Pourtant, si je l'étais, ma vie serait plus simple. J'aurais une bonne fois pour toute
décrété que jouer du saxophone est d'une inutilité parfaite, que de toutes façons, mon jeu est, et demeurera, tellement médiocre, qu'en comparaison des Coltrane, Getz, Desmond etc, je ne suis
qu'une loque minable et désespérante.
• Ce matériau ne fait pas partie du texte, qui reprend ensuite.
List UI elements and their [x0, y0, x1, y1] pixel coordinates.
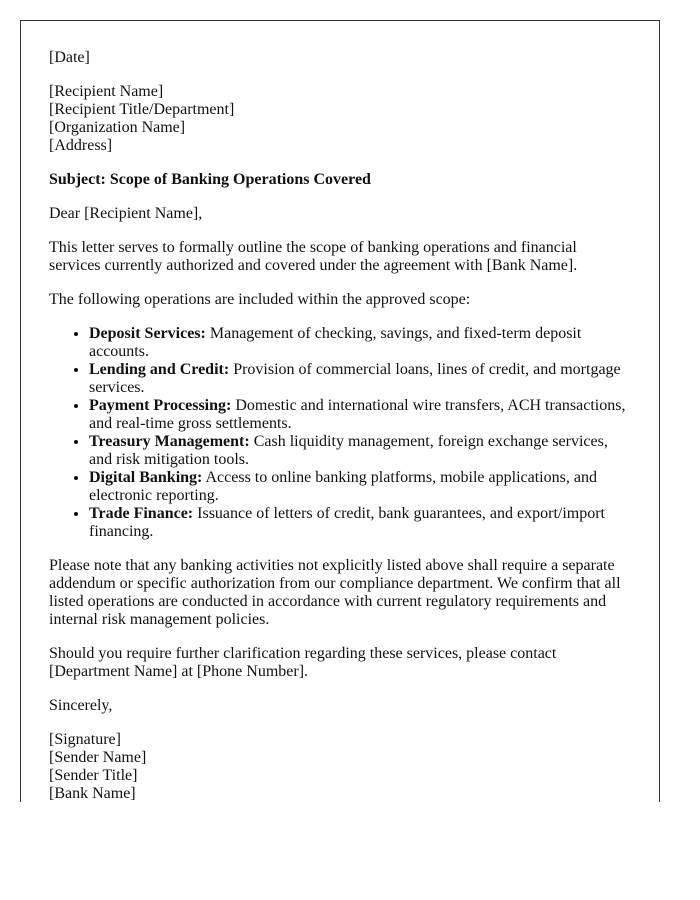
sender-title: [Sender Title]: [49, 767, 138, 784]
item-desc: Access to online banking platforms, mobile applications, and electronic reporting.: [89, 469, 597, 504]
list-intro: The following operations are included within the approved scope:: [49, 291, 471, 308]
closing: Sincerely,: [49, 697, 113, 714]
sender-signature: [Signature]: [49, 731, 121, 748]
item-term: Digital Banking:: [89, 469, 203, 486]
letter-page: [20, 20, 660, 802]
recipient-organization: [Organization Name]: [49, 119, 186, 136]
list-item: [89, 325, 631, 361]
item-term: Trade Finance:: [89, 505, 194, 522]
sender-name: [Sender Name]: [49, 749, 147, 766]
list-item: [89, 505, 631, 541]
item-desc: Domestic and international wire transfers, ACH transactions, and real-time gross settlements.: [89, 397, 626, 432]
date: [Date]: [49, 49, 90, 66]
item-term: Deposit Services:: [89, 325, 206, 342]
recipient-block: [49, 83, 631, 155]
sender-bank: [Bank Name]: [49, 785, 136, 802]
operations-list: [49, 325, 631, 541]
list-item: [89, 469, 631, 505]
sender-block: [49, 731, 631, 802]
recipient-name: [Recipient Name]: [49, 83, 164, 100]
compliance-note: Please note that any banking activities not explicitly listed above shall require a separate addendum or specific authorization from our compliance department. We confirm that all listed operations are conducted in accordance with current regulatory requirements and internal risk management policies.: [49, 557, 621, 628]
item-desc: Issuance of letters of credit, bank guarantees, and export/import financing.: [89, 505, 605, 540]
subject-line: Subject: Scope of Banking Operations Covered: [49, 171, 371, 188]
list-item: [89, 361, 631, 397]
intro-paragraph: This letter serves to formally outline the scope of banking operations and financial services currently authorized and covered under the agreement with [Bank Name].: [49, 239, 578, 274]
contact-paragraph: Should you require further clarification regarding these services, please contact [Department Name] at [Phone Number].: [49, 645, 557, 680]
recipient-address: [Address]: [49, 137, 113, 154]
salutation: Dear [Recipient Name],: [49, 205, 203, 222]
recipient-title: [Recipient Title/Department]: [49, 101, 235, 118]
item-term: Treasury Management:: [89, 433, 250, 450]
item-term: Lending and Credit:: [89, 361, 230, 378]
item-desc: Management of checking, savings, and fixed-term deposit accounts.: [89, 325, 582, 360]
list-item: [89, 433, 631, 469]
item-desc: Cash liquidity management, foreign exchange services, and risk mitigation tools.: [89, 433, 608, 468]
list-item: [89, 397, 631, 433]
item-desc: Provision of commercial loans, lines of credit, and mortgage services.: [89, 361, 621, 396]
item-term: Payment Processing:: [89, 397, 232, 414]
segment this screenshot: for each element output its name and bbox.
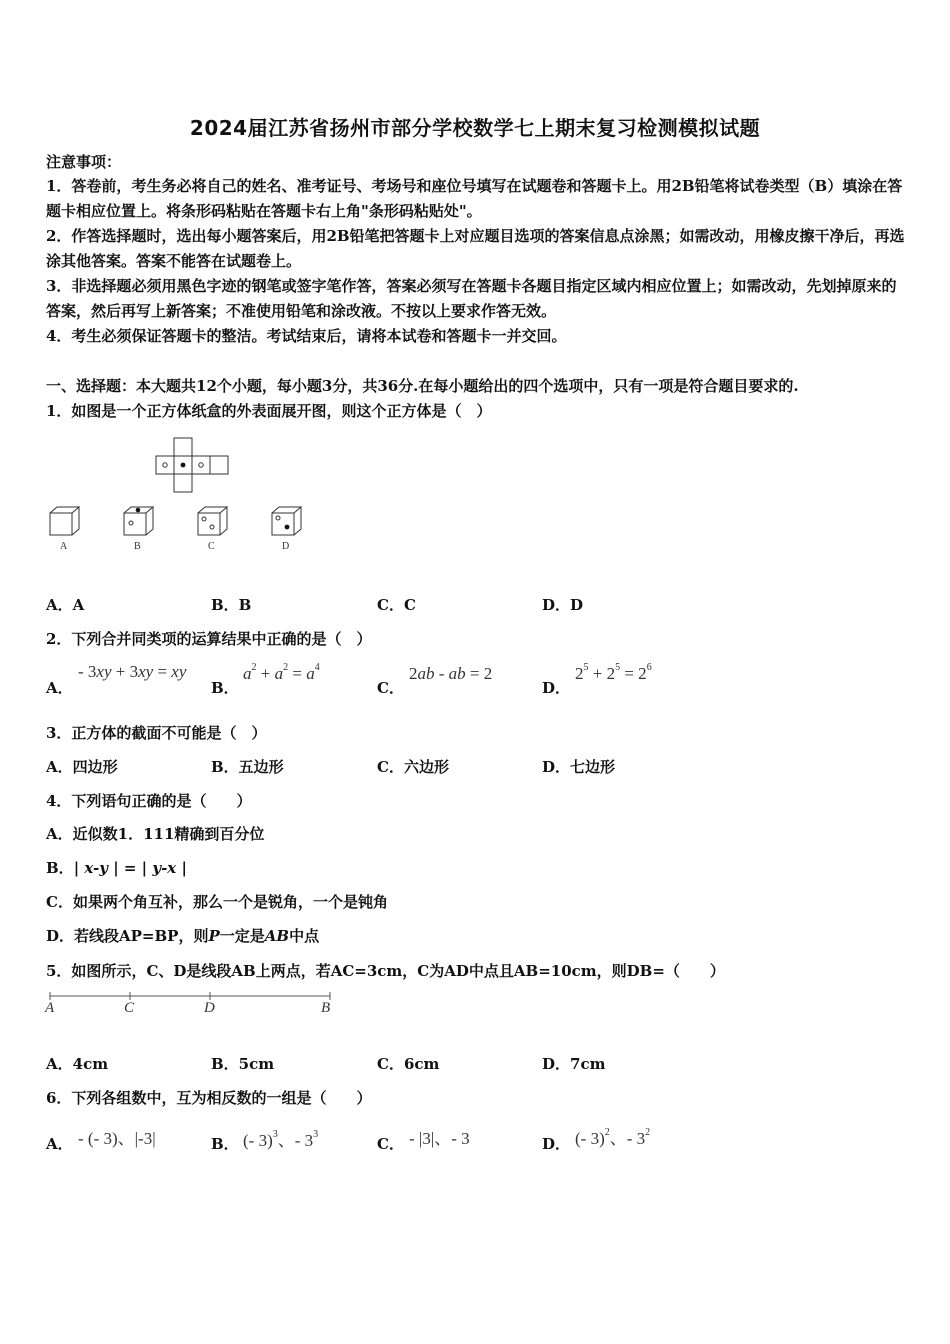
q6-stem: 6．下列各组数中，互为相反数的一组是（ ） xyxy=(46,1089,372,1107)
page-title: 2024届江苏省扬州市部分学校数学七上期末复习检测模拟试题 xyxy=(189,116,761,140)
cube-d-label: D xyxy=(282,541,290,552)
q1-option-b[interactable]: B．B xyxy=(211,596,252,614)
q6-option-a-letter[interactable]: A． xyxy=(46,1135,73,1153)
q1-stem: 1．如图是一个正方体纸盒的外表面展开图，则这个正方体是（ ） xyxy=(46,402,492,420)
q5-option-c[interactable]: C．6cm xyxy=(377,1055,440,1073)
q1-option-c[interactable]: C．C xyxy=(377,596,416,614)
q2-option-c-expr[interactable]: 2ab - ab = 2 xyxy=(409,664,493,683)
q5-option-b[interactable]: B．5cm xyxy=(211,1055,275,1073)
cube-c-figure xyxy=(196,505,230,541)
cube-net-figure xyxy=(150,436,234,496)
cube-a-figure xyxy=(48,505,82,541)
q6-option-a-expr[interactable]: - (- 3)、|-3| xyxy=(78,1129,156,1148)
q3-option-b[interactable]: B．五边形 xyxy=(211,758,284,776)
q2-option-a-expr[interactable]: - 3xy + 3xy = xy xyxy=(78,662,187,681)
q2-option-b-letter[interactable]: B． xyxy=(211,679,239,697)
q6-option-b-expr[interactable]: (- 3)$^3$、- $3^3$ xyxy=(243,1129,319,1150)
q2-option-a-letter[interactable]: A． xyxy=(46,679,73,697)
notice-item-3: 3．非选择题必须用黑色字迹的钢笔或签字笔作答，答案必须写在答题卡各题目指定区域内相应位置上；如需改动，先划掉原来的答案，然后再写上新答案；不准使用铅笔和涂改液。不按以上要求作答无效。 xyxy=(46,277,897,320)
q3-option-a[interactable]: A．四边形 xyxy=(46,758,118,776)
point-c-label: C xyxy=(124,1000,135,1016)
q2-option-b-expr[interactable]: $a^2 + a^2 = a^4$ xyxy=(243,662,320,683)
segment-ab-figure xyxy=(48,987,338,1003)
q1-option-d[interactable]: D．D xyxy=(542,596,584,614)
q4-option-d[interactable]: D．若线段AP=BP，则P一定是AB中点 xyxy=(46,927,320,945)
q6-option-b-letter[interactable]: B． xyxy=(211,1135,239,1153)
q6-option-d-letter[interactable]: D． xyxy=(542,1135,571,1153)
q2-option-d-expr[interactable]: $2^5 + 2^5 = 2^6$ xyxy=(575,662,652,683)
cube-b-figure xyxy=(122,505,156,541)
cube-c-label: C xyxy=(208,541,215,552)
q4-option-a[interactable]: A．近似数1．111精确到百分位 xyxy=(46,825,265,843)
q4-option-b[interactable]: B．| x-y | = | y-x | xyxy=(46,859,187,877)
notice-item-1: 1．答卷前，考生务必将自己的姓名、准考证号、考场号和座位号填写在试题卷和答题卡上。用2B铅笔将试卷类型（B）填涂在答题卡相应位置上。将条形码粘贴在答题卡右上角"条形码粘贴处"。 xyxy=(46,177,903,220)
q1-option-a[interactable]: A．A xyxy=(46,596,85,614)
q6-option-d-expr[interactable]: (- 3)$^2$、- $3^2$ xyxy=(575,1127,651,1148)
q5-stem: 5．如图所示，C、D是线段AB上两点，若AC=3cm，C为AD中点且AB=10cm，则DB=（ ） xyxy=(46,962,725,980)
notice-heading: 注意事项： xyxy=(46,153,122,171)
q4-stem: 4．下列语句正确的是（ ） xyxy=(46,792,252,810)
q6-option-c-letter[interactable]: C． xyxy=(377,1135,404,1153)
q4-option-c[interactable]: C．如果两个角互补，那么一个是锐角，一个是钝角 xyxy=(46,893,388,911)
q3-option-c[interactable]: C．六边形 xyxy=(377,758,449,776)
point-b-label: B xyxy=(321,1000,331,1016)
cube-a-label: A xyxy=(60,541,68,552)
point-a-label: A xyxy=(45,1000,55,1016)
q6-option-c-expr[interactable]: - |3|、- 3 xyxy=(409,1129,470,1148)
point-d-label: D xyxy=(204,1000,215,1016)
q5-option-a[interactable]: A．4cm xyxy=(46,1055,109,1073)
notice-item-2: 2．作答选择题时，选出每小题答案后，用2B铅笔把答题卡上对应题目选项的答案信息点涂黑；如需改动，用橡皮擦干净后，再选涂其他答案。答案不能答在试题卷上。 xyxy=(46,227,905,270)
section-heading: 一、选择题：本大题共12个小题，每小题3分，共36分.在每小题给出的四个选项中，只有一项是符合题目要求的. xyxy=(46,377,799,395)
q2-option-d-letter[interactable]: D． xyxy=(542,679,571,697)
q3-option-d[interactable]: D．七边形 xyxy=(542,758,616,776)
q5-option-d[interactable]: D．7cm xyxy=(542,1055,606,1073)
q2-stem: 2．下列合并同类项的运算结果中正确的是（ ） xyxy=(46,630,372,648)
q2-option-c-letter[interactable]: C． xyxy=(377,679,404,697)
cube-d-figure xyxy=(270,505,304,541)
q3-stem: 3．正方体的截面不可能是（ ） xyxy=(46,724,267,742)
cube-b-label: B xyxy=(134,541,141,552)
notice-item-4: 4．考生必须保证答题卡的整洁。考试结束后，请将本试卷和答题卡一并交回。 xyxy=(46,327,567,345)
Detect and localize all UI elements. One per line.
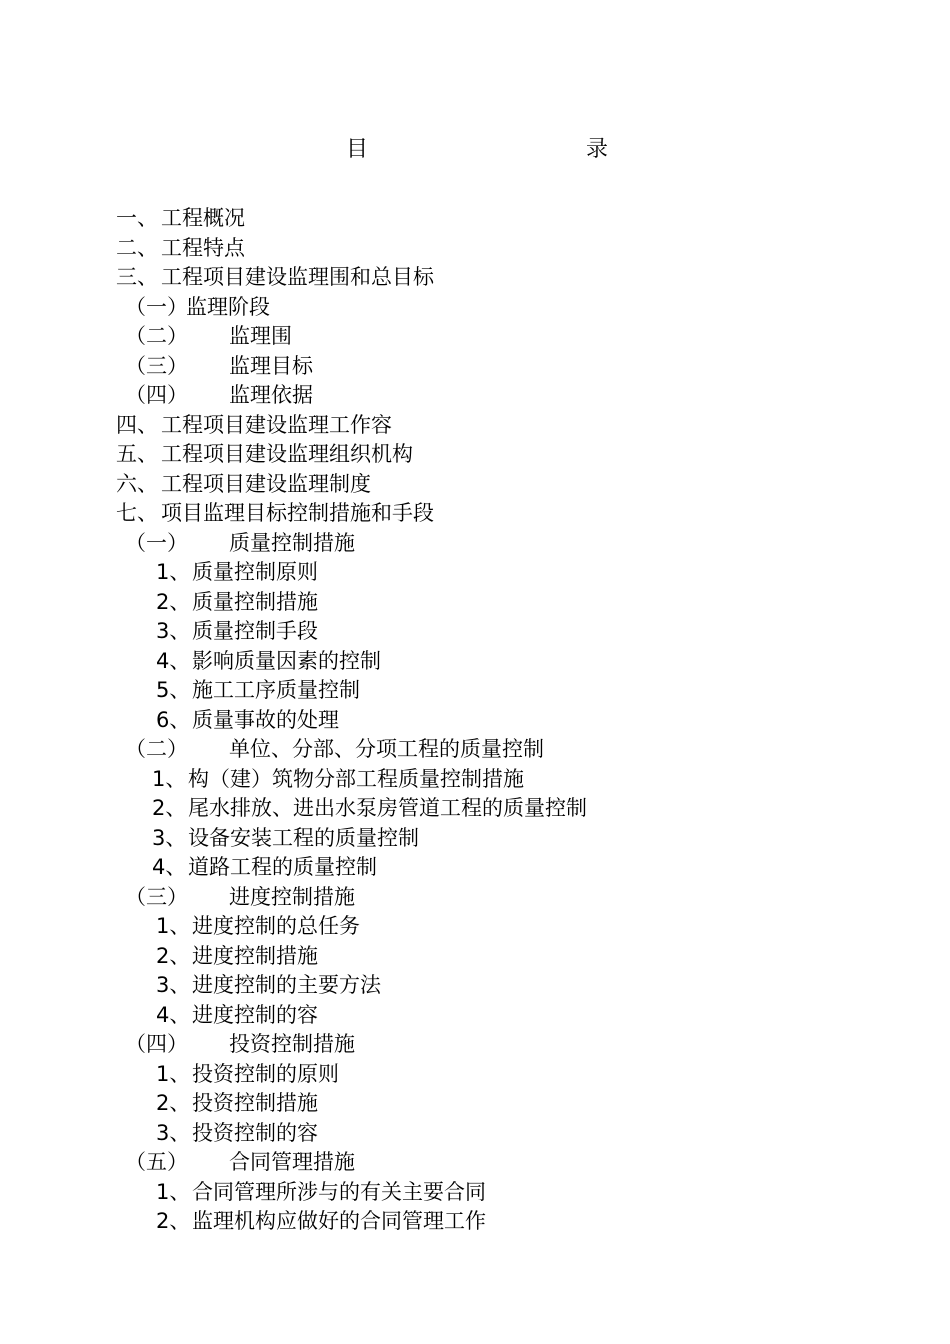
toc-entry-text: 工程项目建设监理工作容 [161, 412, 392, 437]
toc-entry-text: 道路工程的质量控制 [188, 855, 377, 879]
toc-entry-level-3 [0, 971, 950, 1001]
toc-entry-level-3 [0, 824, 950, 854]
toc-entry-number: （四） [125, 1032, 188, 1056]
toc-entry-number: 6、 [156, 707, 191, 732]
toc-entry-level-1 [0, 470, 950, 500]
toc-entry-number: （二） [125, 737, 188, 761]
toc-entry-level-3 [0, 706, 950, 736]
toc-entry-level-1 [0, 440, 950, 470]
toc-entry-number: 2、 [156, 1091, 191, 1115]
toc-title-char-mu: 目 [346, 137, 369, 162]
toc-entry-text: 质量控制措施 [229, 530, 355, 555]
toc-entry-text: 进度控制措施 [229, 884, 355, 909]
toc-entry-level-2 [0, 529, 950, 559]
toc-entry-number: 2、 [156, 943, 191, 968]
toc-entry-text: 监理阶段 [186, 294, 270, 319]
toc-entry-number: （四） [125, 383, 188, 407]
toc-entry-number: 一、 [116, 206, 158, 230]
toc-entry-text: 进度控制措施 [192, 943, 318, 968]
toc-entry-text: 投资控制措施 [192, 1091, 318, 1115]
toc-entry-level-2 [0, 735, 950, 765]
toc-entry-number: 3、 [156, 1120, 191, 1145]
toc-entry-level-3 [0, 1001, 950, 1031]
toc-entry-text: 构（建）筑物分部工程质量控制措施 [188, 766, 524, 791]
toc-entry-number: 二、 [116, 235, 158, 260]
toc-entry-text: 工程特点 [161, 235, 245, 260]
toc-entry-number: 4、 [152, 855, 187, 879]
toc-entry-number: 七、 [116, 501, 158, 525]
toc-entry-text: 监理依据 [229, 383, 313, 407]
toc-entry-text: 质量事故的处理 [192, 707, 339, 732]
toc-entry-text: 监理机构应做好的合同管理工作 [192, 1209, 486, 1233]
toc-entry-level-1 [0, 263, 950, 293]
toc-entry-level-3 [0, 588, 950, 618]
toc-entry-level-3 [0, 1207, 950, 1237]
toc-entry-text: 监理围 [229, 324, 292, 348]
toc-entry-level-3 [0, 647, 950, 677]
toc-entry-level-3 [0, 794, 950, 824]
toc-entry-text: 质量控制措施 [192, 589, 318, 614]
toc-entry-number: （二） [125, 324, 188, 348]
toc-entry-level-3 [0, 1060, 950, 1090]
toc-entry-level-3 [0, 1089, 950, 1119]
toc-entry-number: 四、 [116, 412, 158, 437]
toc-entry-text: 工程项目建设监理组织机构 [161, 442, 413, 466]
toc-entry-text: 合同管理措施 [229, 1150, 355, 1174]
table-of-contents [0, 204, 950, 1237]
toc-entry-text: 投资控制的容 [192, 1120, 318, 1145]
toc-entry-number: 1、 [156, 1179, 191, 1204]
toc-entry-text: 设备安装工程的质量控制 [188, 825, 419, 850]
toc-entry-text: 单位、分部、分项工程的质量控制 [229, 737, 544, 761]
toc-entry-number: 五、 [116, 442, 158, 466]
toc-entry-number: 2、 [156, 1209, 191, 1233]
toc-entry-level-2 [0, 1030, 950, 1060]
toc-entry-text: 进度控制的总任务 [192, 914, 360, 938]
toc-entry-level-3 [0, 558, 950, 588]
toc-entry-level-1 [0, 411, 950, 441]
toc-entry-text: 工程概况 [161, 206, 245, 230]
toc-entry-level-3 [0, 1178, 950, 1208]
toc-entry-text: 质量控制原则 [192, 560, 318, 584]
toc-entry-level-2 [0, 1148, 950, 1178]
toc-entry-text: 合同管理所涉与的有关主要合同 [192, 1179, 486, 1204]
toc-entry-text: 进度控制的主要方法 [192, 973, 381, 997]
toc-entry-text: 影响质量因素的控制 [192, 648, 381, 673]
toc-entry-number: 三、 [116, 265, 158, 289]
toc-entry-number: 4、 [156, 648, 191, 673]
toc-entry-text: 尾水排放、进出水泵房管道工程的质量控制 [188, 796, 587, 820]
toc-entry-number: （一） [125, 530, 188, 555]
toc-entry-number: （三） [125, 353, 188, 378]
toc-entry-text: 投资控制措施 [229, 1032, 355, 1056]
toc-entry-level-3 [0, 912, 950, 942]
toc-entry-text: 进度控制的容 [192, 1002, 318, 1027]
toc-entry-number: 4、 [156, 1002, 191, 1027]
toc-entry-text: 施工工序质量控制 [192, 678, 360, 702]
toc-entry-level-1 [0, 499, 950, 529]
toc-entry-number: 5、 [156, 678, 191, 702]
toc-entry-number: 3、 [152, 825, 187, 850]
toc-entry-text: 质量控制手段 [192, 619, 318, 643]
toc-entry-level-3 [0, 617, 950, 647]
toc-entry-text: 项目监理目标控制措施和手段 [161, 501, 434, 525]
toc-entry-text: 工程项目建设监理制度 [161, 471, 371, 496]
toc-entry-level-1 [0, 234, 950, 264]
toc-entry-number: 2、 [156, 589, 191, 614]
toc-entry-text: 监理目标 [229, 353, 313, 378]
toc-entry-level-3 [0, 765, 950, 795]
toc-entry-number: （三） [125, 884, 188, 909]
toc-entry-number: （一） [125, 294, 188, 319]
toc-entry-number: 六、 [116, 471, 158, 496]
toc-entry-level-1 [0, 204, 950, 234]
toc-entry-number: 1、 [152, 766, 187, 791]
toc-title-char-lu: 录 [586, 137, 609, 162]
toc-entry-level-2 [0, 381, 950, 411]
toc-entry-number: 1、 [156, 560, 191, 584]
toc-entry-level-3 [0, 676, 950, 706]
toc-entry-text: 工程项目建设监理围和总目标 [161, 265, 434, 289]
toc-entry-level-2 [0, 352, 950, 382]
toc-entry-number: （五） [125, 1150, 188, 1174]
toc-entry-level-2 [0, 293, 950, 323]
toc-entry-level-3 [0, 853, 950, 883]
toc-entry-level-2 [0, 883, 950, 913]
toc-entry-text: 投资控制的原则 [192, 1061, 339, 1086]
toc-entry-number: 1、 [156, 914, 191, 938]
toc-entry-level-3 [0, 942, 950, 972]
toc-entry-number: 3、 [156, 973, 191, 997]
toc-entry-level-2 [0, 322, 950, 352]
toc-entry-level-3 [0, 1119, 950, 1149]
toc-entry-number: 3、 [156, 619, 191, 643]
toc-entry-number: 2、 [152, 796, 187, 820]
toc-entry-number: 1、 [156, 1061, 191, 1086]
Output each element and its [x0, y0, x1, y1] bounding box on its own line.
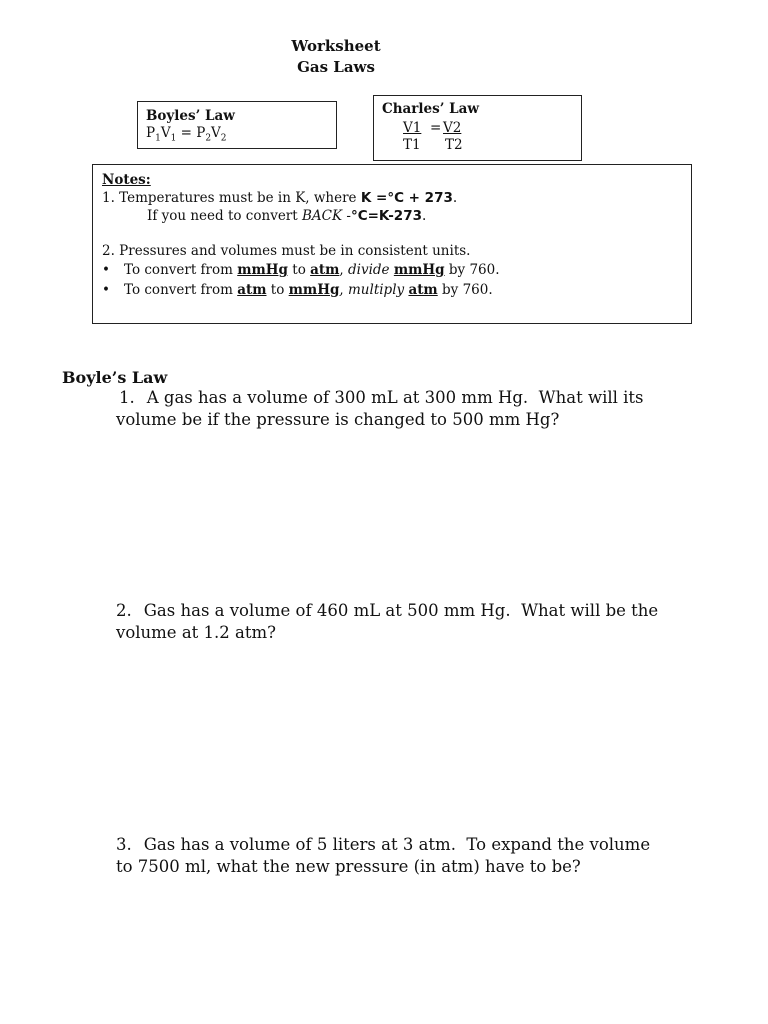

Et fort de ce constat, j'aurais jeté mes saxophones aux orties, au fond de mon jardin, et je me délecterais, tous les soirs, à l'heure où, noyant mon
pessimisme dans l'alcool, je commencerais à sentir monter en moi l'aversion pour tout ce qui Est, de voir la rouille grignoter chaque jour un peu plus le métal, et de constater que les rats,
ayant élu domicile dans les entrailles des décombres de mes instruments, se régalent en rognant les cuirs des tampons.
Mais il n'en est rien. Je ne suis pas nihiliste, et j'espère bien que si je devais le devenir, alors j'aurais le courage de me jeter moi-même par la fenêtre plutôt que d'apprendre à
voler à mes saxophones.
Ayant foi dans la Vie, je continue donc, jour après jour, à travailler, patiemment. Et j'ai même l'ambition de mener à terme ce mouvement des suites pour violoncelle de Bach, encore inachevé et
très imparfait, mais dont j'espère bien qu'un jour, je pourrai le jouer, dans le petite chapelle de mon village; ce sera un soir d'été, il y aura là quelques amis, et quelques inconnus, et
peut-être, dans cette assemblée, se trouvera-t-il une âme, une seule, pour ressentir, au détour d'un passage particulier, alors que quelques notes, on ne sait pourquoi, se grouperont en un envol
touché par la grâce, l'émotion de celui ou celle qui est touché par la Poésie.
Et pour ces quelques secondes, même s'il me faut y passer des années, je continuerai à travailler mon saxophone.
ps: les plus observateurs d'entre vous auront remarqué en tête de la Prairie une "bannière" du plus mauvais goût, truffée de détestables innovations technologiques. Elle n'est pas de mon fait. Elle m'est imposée. J'essaye de m'en débarrasser.